Last week the President of the United States attended the dedication ceremony at the National 9/11 Memorial and Museum in Manhattan, paying tribute to the nearly 3,000 lives that were lost on September 11, 2001. Tomorrow the museum opens to the public, providing information and artifacts from one of the nation’s most tragic days in recent history.
By all means May 21, 2014 should be as celebratory a day as a museum of its nature can have, but when the 9/11 Memorial opens its doors it will be not only be to visitors, but to a storm of controversy as well. People from across the country have voiced outrage through media both traditional and social over the inclusion of a gift shop inside the museum.
In addition to the $24 general admission fee, the museum will be selling items ranging from t-shirts and mugs to neckties and mouse pads.
“It’s crass commercialism on a literally sacred site,” Kurt Horning, the father of a 9/11 victim told the Washington Post in an interview. “It’s a burial ground. We don’t think there should be those things offered on that spot. If you want to do it, do it someplace else—but not right there.”
The gift shop is not without purpose. Michal Frazier, Senior VP of Communications and Digital Media for the museum called the gift shop necessary for the upkeep of the memorial. In addition to donations, ticket sales and gift purchases are used to provide the funding needed “To care for the Memorial and Museum,” he said, adding that the gifts had been “carefully selected.”

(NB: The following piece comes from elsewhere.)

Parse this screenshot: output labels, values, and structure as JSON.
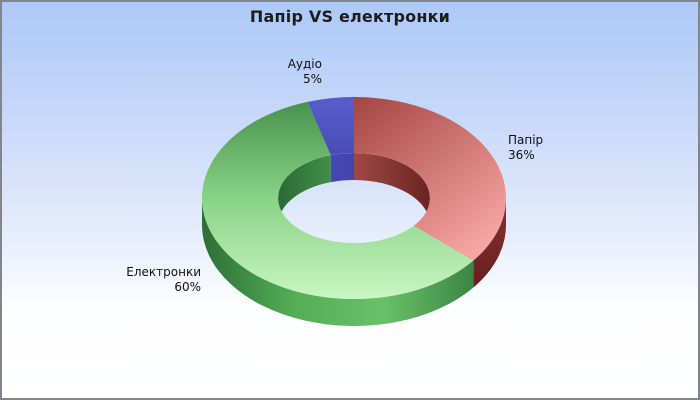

The 9/11 Memorial and Museum will be far from unique in offering a gift shop—the US Holocaust Museum, the Arlington National Cemetery, and the USS Arizona Memorial at Pearl Harbor all offer similar purchasable memorabilia—but for some the idea of charging money at a museum right next to Ground Zero feels insensitive, or at the very least untimely. Many have expressed their dissatisfaction with the gift shop to the museum directly through its social media pages.
The only thing less classy than a gift shop at the 9/11 Museum, is taking an "awesome selfie" in front of the actual memorial.
— Jack Shell (@JackShellWYCD) May 19, 2014
The new 9/11 Museum includes a souvenir gift shop over the tomb of 8,000 unidentified body parts. Apparently dignity is not for sale.
— Amanda Mancino (@Manda_like_wine) May 18, 2014
The museum has not been entirely silent on the issue, however, and while it has drawn a great deal of criticism the memorial has found supporters as well.
“The 9/11 Memorial Museum is always free to 9/11 family members and 9/11 rescue and recovery workers,” the organization responded to one critic on Facebook. “The admission fee helps ensure that the 9/11 Memorial Museum’s mission of education and commemoration can continue. The 9/11 Memorial & Museum does not receive any city, state, or federal funding, so the admission charge is critical to support stringent security for a twice-attacked site, preservation of artifacts, education programs, commemorative ceremonies and maintenance of the Memorial and Museum.”
I just can't bring myself to get all bent out or shape about a gift shop at the 911 Memorial. It helps fund upkeep. That's bad?